The problem isn’t a press that challenges power, which is of course what the press should always do. The problem is that it challenges inconsistently, and only in one direction. The same folks who spent all of 2016 chortling about how Trump was too fat and crazy and congenitally stupid to be elected president are now, in 2022, calling for sanctions on any journalist who raises salient questions about Fetterman’s fitness for office — and relatedly, studiously ignoring some fairly newsworthy senior moments on the part of President Biden.
That call for moral clarity, which sounded so elevated in theory, becomes something far baser in practice: a facile narrative about heroes and villains that invariably breaks along party lines. We see this not just in the expectation that Fetterman be protected, but in the treatment of his opponent, who has been roundly mocked as an elite Trumpian carpetbagger who can’t even pronounce the name of the local grocery store. Oh, the irony of Oz being condemned for his “Wegners” stumble by the same people who consider it a cardinal sin to even mention the other candidate’s difficulties with verbal communication.

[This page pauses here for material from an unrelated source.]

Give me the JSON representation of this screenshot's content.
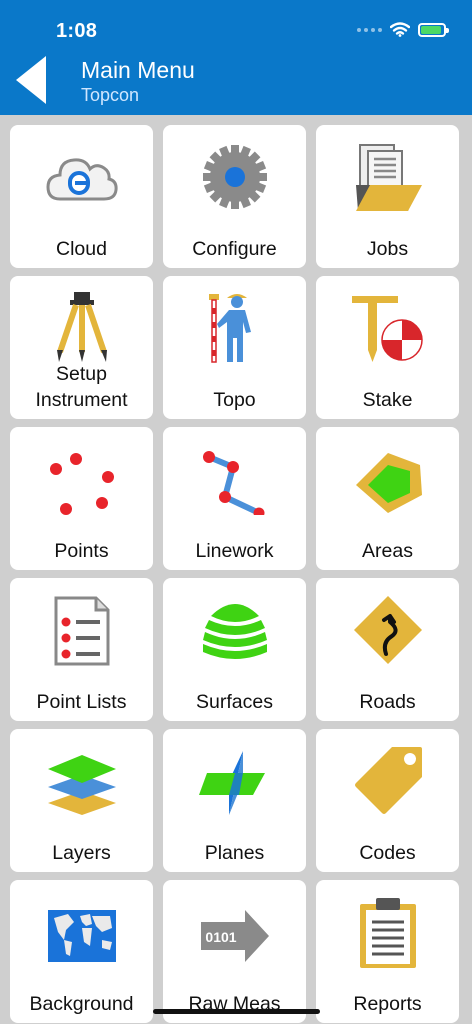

One need not be a Republican to understand why this stuff makes ordinary people feel like they’ve stepped through the looking glass. Or to observe that the media establishment that now frets over the scourge of “big lie” conspiracies is the same one that spent years salivating over the end (it was going to happen, any day now!) of Trump’s obviously stolen presidency. Or to wonder why Stacey Abrams’s refusal to concede the legitimacy of her election loss in 2018 is courageous and inspirational, while Trump’s represents an unprecedented fascist threat. And yet the expectation is that good liberals will not notice the lopsidedness of this narrative — or if they do, that they will never mention it — because to do so would be to express “a Right-wing talking point”. Everything, even the truth, is now filtered through the lens of tribal politics.
Obviously, this makes for especially high drama when a presidency is on the line; obviously, it is especially bad and shocking when the norm-flouter is also the most powerful man in the nation. But it’s the trickling-down of this phenomenon to state and local elections, a reshaping across the board of both politics and the way the press covers them, that genuinely imperils democracy. Elections, once understood as a race, are being increasingly treated like an endless war — one that goes beyond politics as spectator sport, into a world of divergent realities. A world where the loser might capitulate to a corrupt system but never concede defeat. A world where the polarised press no longer even pretends to care about truth, but instead acts like a sort of hype team for its respective party.
And on that front, the upcoming midterms seem poised to be a watershed moment — one in which we either collectively move on from Trump’s America, or decide to live in it, forever.